[postgis-users] "make check" failures w/ 1.3.1 on Mac OS 10.5

William Kyngesburye woklist at kyngchaos.com
Sun Nov 25 21:29:17 PST 2007


Look at those /var/folders/... files.  The loader.err file has the  
last error details.  the numbered files (I forget the names after all  
my tests are succeeding) have the details for each failed test.  The  
'loader' file has the sql that was last run (tho it may not be from an  
error).

One difference is that I created the postgis_reg table and postgis- 
enabled it before running the tests, because I don't like giving  
superuser privileges to anybody, even me.  But then I had to edit the  
makefile so it uses the --nocreate option for run_test.  And edit  
run_test so it doesn't set lc_messages (a superuser setting, only  
needed for non-english languages really).

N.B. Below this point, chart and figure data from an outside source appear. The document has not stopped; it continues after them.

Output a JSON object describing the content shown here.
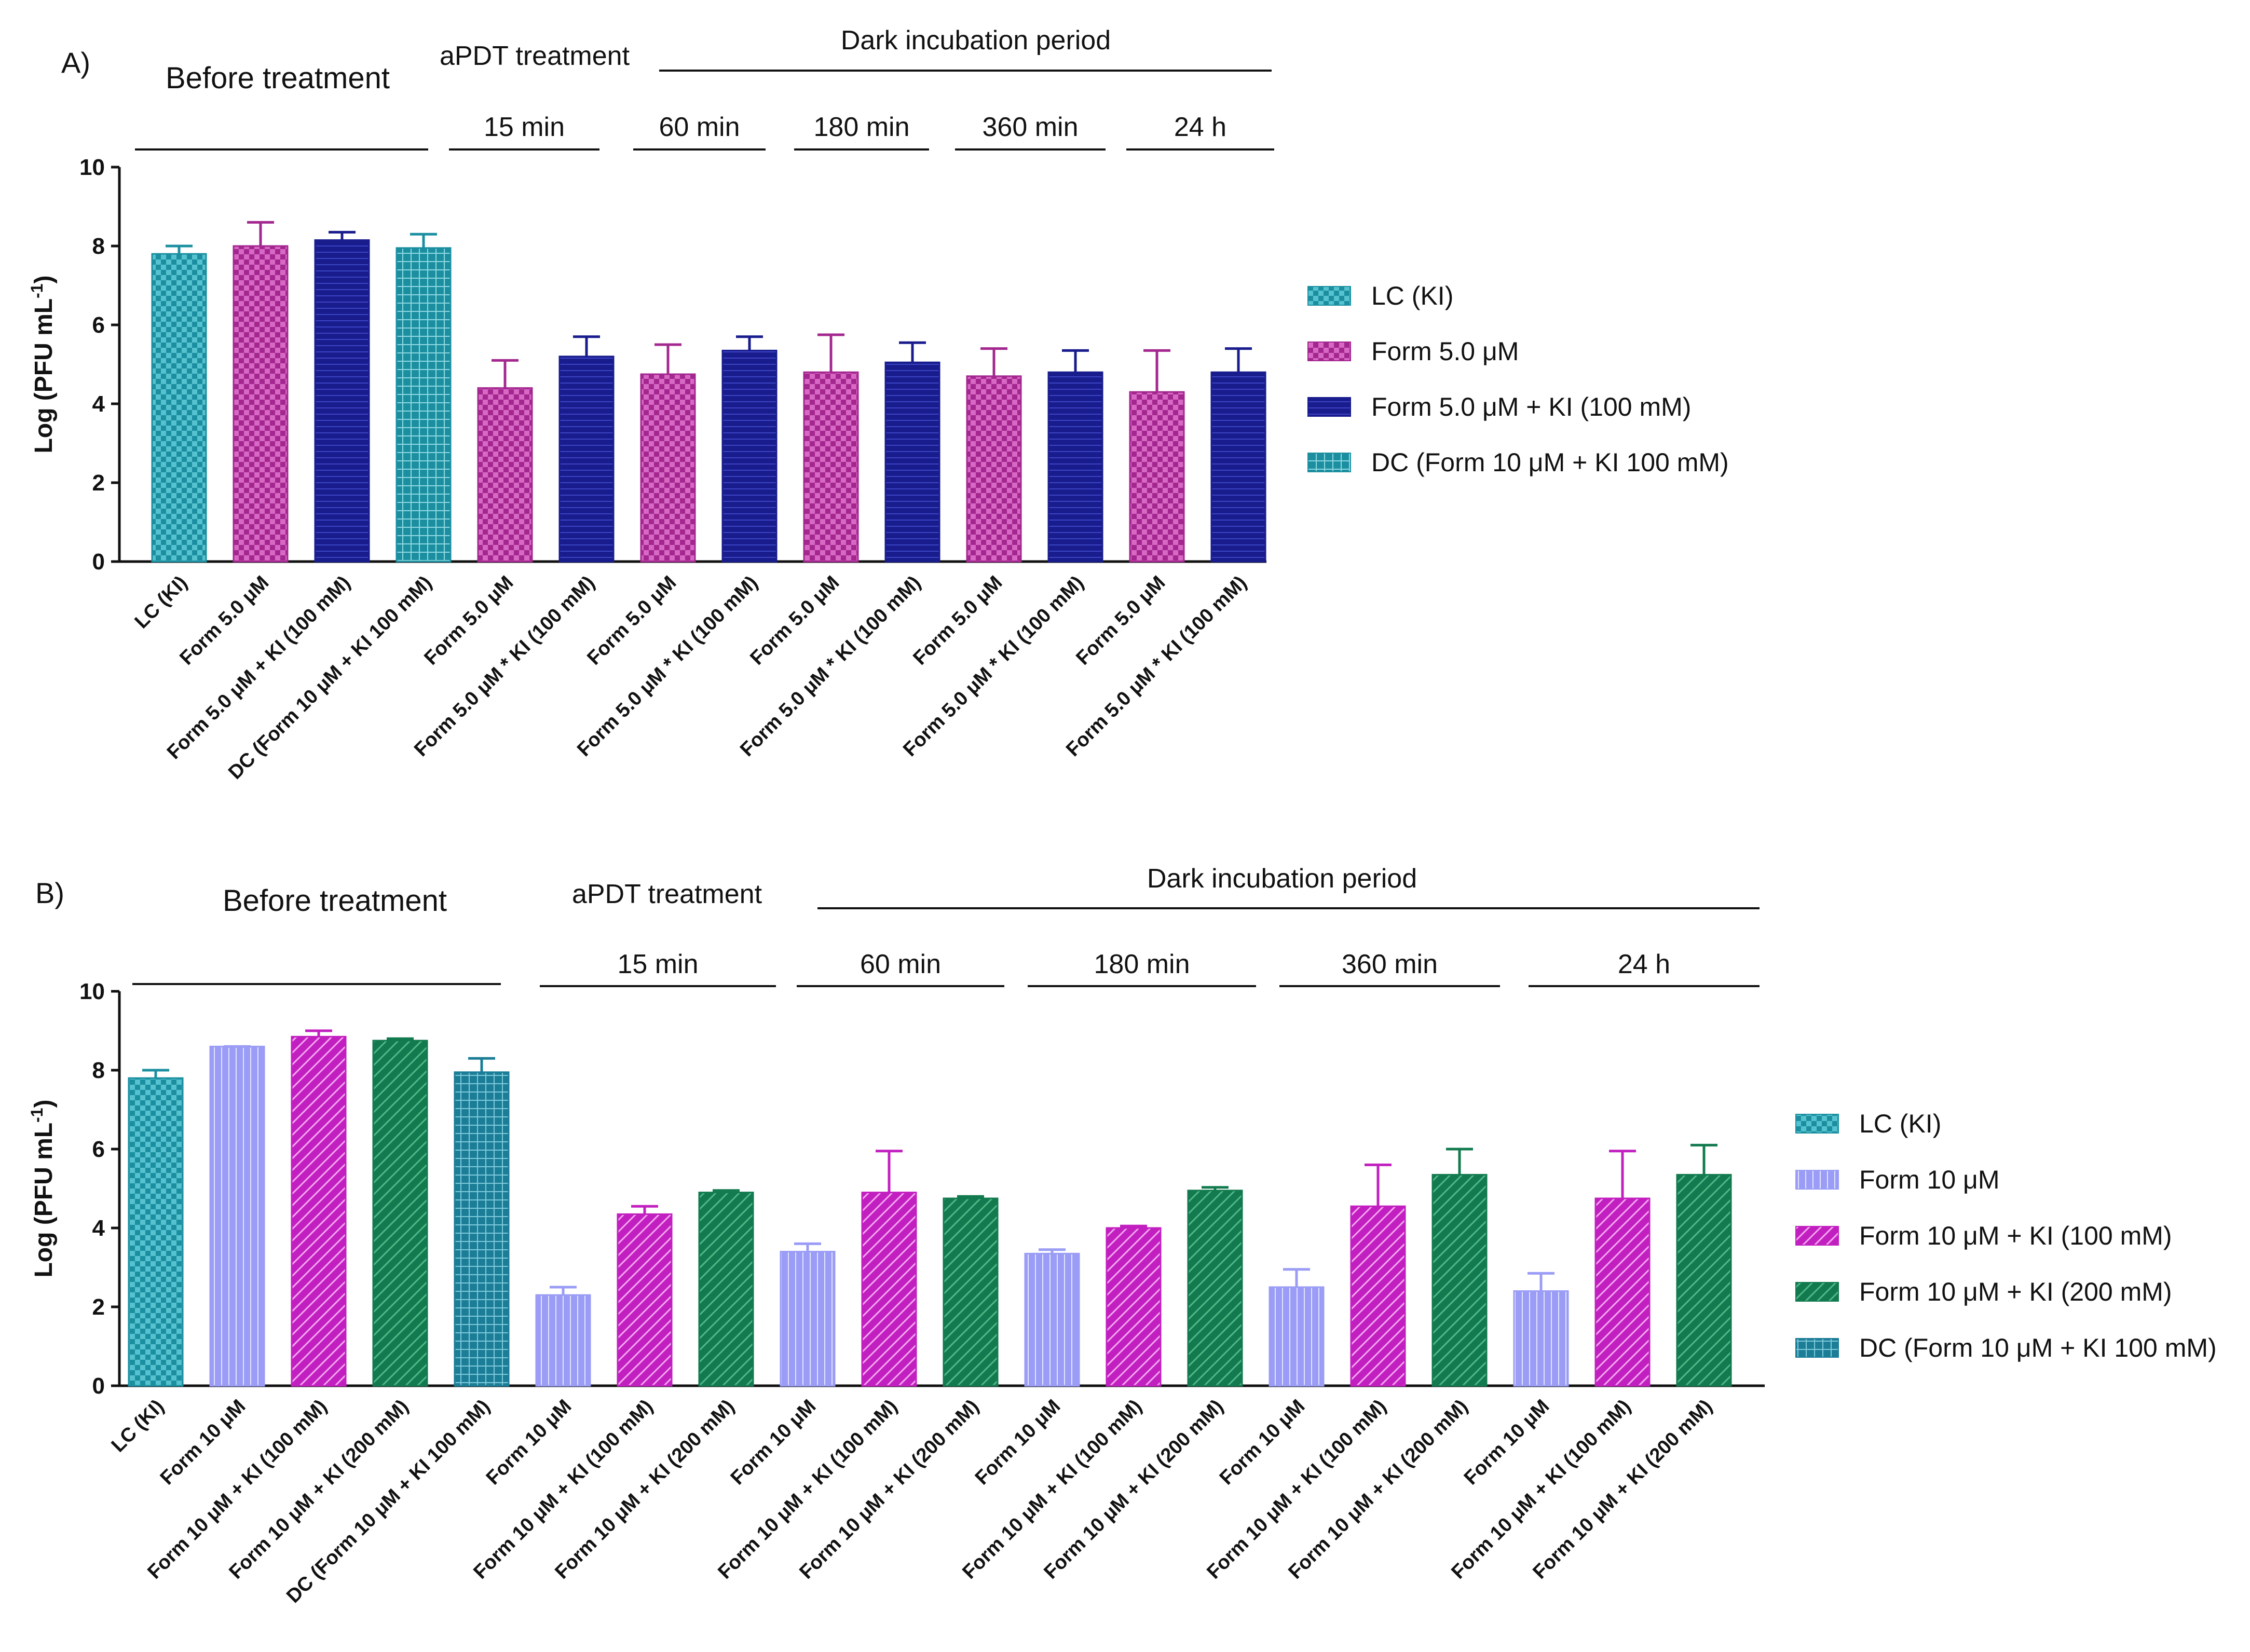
{
  "panels": [
    {
      "panel_label": "A)",
      "headers": {
        "before": "Before treatment",
        "apdt": "aPDT treatment",
        "dark": "Dark incubation period",
        "times": [
          "15 min",
          "60 min",
          "180 min",
          "360 min",
          "24 h"
        ]
      },
      "legend": [
        {
          "label": "LC (KI)",
          "color": "#1b8fa0",
          "pattern": "check"
        },
        {
          "label": "Form 5.0 μM",
          "color": "#a3278f",
          "pattern": "check"
        },
        {
          "label": "Form 5.0 μM + KI (100 mM)",
          "color": "#181c8c",
          "pattern": "hstripe"
        },
        {
          "label": "DC (Form 10 μM + KI 100 mM)",
          "color": "#1b8fa0",
          "pattern": "grid"
        }
      ]
    },
    {
      "panel_label": "B)",
      "headers": {
        "before": "Before treatment",
        "apdt": "aPDT treatment",
        "dark": "Dark incubation period",
        "times": [
          "15 min",
          "60 min",
          "180 min",
          "360 min",
          "24 h"
        ]
      },
      "legend": [
        {
          "label": "LC (KI)",
          "color": "#1b8fa0",
          "pattern": "check"
        },
        {
          "label": "Form 10 μM",
          "color": "#9a9cf5",
          "pattern": "vstripe"
        },
        {
          "label": "Form 10 μM + KI (100 mM)",
          "color": "#c21fc0",
          "pattern": "diag"
        },
        {
          "label": "Form 10 μM + KI (200 mM)",
          "color": "#127a4e",
          "pattern": "diag"
        },
        {
          "label": "DC (Form 10 μM + KI 100 mM)",
          "color": "#1b7d96",
          "pattern": "grid"
        }
      ]
    }
  ],
  "chart_data": [
    {
      "type": "bar",
      "title": "A)",
      "ylabel": "Log (PFU mL-1)",
      "ylim": [
        0,
        10
      ],
      "yticks": [
        0,
        2,
        4,
        6,
        8,
        10
      ],
      "categories": [
        "LC (KI)",
        "Form 5.0 μM",
        "Form 5.0 μM + KI (100 mM)",
        "DC (Form 10 μM + KI 100 mM)",
        "Form 5.0 μM",
        "Form 5.0 μM * KI (100 mM)",
        "Form 5.0 μM",
        "Form 5.0 μM * KI (100 mM)",
        "Form 5.0 μM",
        "Form 5.0 μM * KI (100 mM)",
        "Form 5.0 μM",
        "Form 5.0 μM * KI (100 mM)",
        "Form 5.0 μM",
        "Form 5.0 μM * KI (100 mM)"
      ],
      "values": [
        7.8,
        8.0,
        8.15,
        7.95,
        4.4,
        5.2,
        4.75,
        5.35,
        4.8,
        5.05,
        4.7,
        4.8,
        4.3,
        4.8
      ],
      "errors": [
        0.2,
        0.6,
        0.2,
        0.35,
        0.7,
        0.5,
        0.75,
        0.35,
        0.95,
        0.5,
        0.7,
        0.55,
        1.05,
        0.6
      ],
      "series_index": [
        0,
        1,
        2,
        3,
        1,
        2,
        1,
        2,
        1,
        2,
        1,
        2,
        1,
        2
      ],
      "groups": [
        {
          "label": "Before treatment",
          "bars": [
            0,
            3
          ]
        },
        {
          "label": "15 min",
          "bars": [
            4,
            5
          ]
        },
        {
          "label": "60 min",
          "bars": [
            6,
            7
          ]
        },
        {
          "label": "180 min",
          "bars": [
            8,
            9
          ]
        },
        {
          "label": "360 min",
          "bars": [
            10,
            11
          ]
        },
        {
          "label": "24 h",
          "bars": [
            12,
            13
          ]
        }
      ]
    },
    {
      "type": "bar",
      "title": "B)",
      "ylabel": "Log (PFU mL-1)",
      "ylim": [
        0,
        10
      ],
      "yticks": [
        0,
        2,
        4,
        6,
        8,
        10
      ],
      "categories": [
        "LC (KI)",
        "Form 10 μM",
        "Form 10 μM + KI (100 mM)",
        "Form 10 μM + KI (200 mM)",
        "DC (Form 10 μM + KI 100 mM)",
        "Form 10 μM",
        "Form 10 μM + KI (100 mM)",
        "Form 10 μM + KI (200 mM)",
        "Form 10 μM",
        "Form 10 μM + KI (100 mM)",
        "Form 10 μM + KI (200 mM)",
        "Form 10 μM",
        "Form 10 μM + KI (100 mM)",
        "Form 10 μM + KI (200 mM)",
        "Form 10 μM",
        "Form 10 μM + KI (100 mM)",
        "Form 10 μM + KI (200 mM)",
        "Form 10 μM",
        "Form 10 μM + KI (100 mM)",
        "Form 10 μM + KI (200 mM)"
      ],
      "values": [
        7.8,
        8.6,
        8.85,
        8.75,
        7.95,
        2.3,
        4.35,
        4.9,
        3.4,
        4.9,
        4.75,
        3.35,
        4.0,
        4.95,
        2.5,
        4.55,
        5.35,
        2.4,
        4.75,
        5.35
      ],
      "errors": [
        0.2,
        0.0,
        0.15,
        0.05,
        0.35,
        0.2,
        0.2,
        0.05,
        0.2,
        1.05,
        0.05,
        0.1,
        0.05,
        0.08,
        0.45,
        1.05,
        0.65,
        0.45,
        1.2,
        0.75
      ],
      "series_index": [
        0,
        1,
        2,
        3,
        4,
        1,
        2,
        3,
        1,
        2,
        3,
        1,
        2,
        3,
        1,
        2,
        3,
        1,
        2,
        3
      ],
      "groups": [
        {
          "label": "Before treatment",
          "bars": [
            0,
            4
          ]
        },
        {
          "label": "15 min",
          "bars": [
            5,
            7
          ]
        },
        {
          "label": "60 min",
          "bars": [
            8,
            10
          ]
        },
        {
          "label": "180 min",
          "bars": [
            11,
            13
          ]
        },
        {
          "label": "360 min",
          "bars": [
            14,
            16
          ]
        },
        {
          "label": "24 h",
          "bars": [
            17,
            19
          ]
        }
      ]
    }
  ]
}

But, a postgres superuser run should work without that fuss.

On Nov 25, 2007, at 11:13 PM, John Cartwright wrote:

> Thanks for looking into this William and for your suggestion.  I've  
> implemented it, but am still getting 12 failures (all loader tests),  
> complaining that:
>
> ../loader/shp2pgsql: shape (.shp) or index files (.shx) can not be  
> opened.
>
> I've confirmed that the shapefiles are present and should be  
> accessible and that the test database (postgis_reg) is not present.
>
> Any ideas on what might be wrong?
>
> Thanks again for your help!
>
> --john
>
>
>
> On Nov 25, 2007, at 4:09 PM, William Kyngesburye wrote:
>
>> And once more... there was some leftover junk from the previous  
>> failed tests (a bunch of errors about relation already exists).   
>> After those were cleared out, all tests succeeded!
>>
>> On Nov 25, 2007, at 5:02 PM, William Kyngesburye wrote:
>>
>>> Sorry to keep replying to myself.  I think I see the problem:  
>>> get_uint32().  Leopard's libSystem now includes its own  
>>> get_uint32() (and get_int32()), so this is used in postgis instead  
>>> of the one in lwgeom_api.c.
>>>
>>> I can't find ANY reference to this in the Leopard headers or the  
>>> Xcode documentation, or in Apple's forums or mailing list  
>>> archives.  So I can't tell if it's compatible, it's certainly not  
>>> usable if there is no header declaration of it.
>>>
>>> So, renaming get_int32() and get_uint32() in Postgis did the trick  
>>> (I used pgis_get_int32 and pgis_get_uint32).  They're in these  
>>> files:
>>>
>>> liblwgeom.h
>>> lwcurve.c
>>> lwgeom_api.c
>>> lwgeom_pg.c
>>> lwline.c
>>> lwpoint.c
>>> lwpoly.c
>>>
>>> I now have 5/37 fails.  Time to check on those.
>>

-----
William Kyngesburye <kyngchaos*at*kyngchaos*dot*com>
http://www.kyngchaos.com/

"Oh, look, I seem to have fallen down a deep, dark hole.  Now what  
does that remind me of?  Ah, yes - life."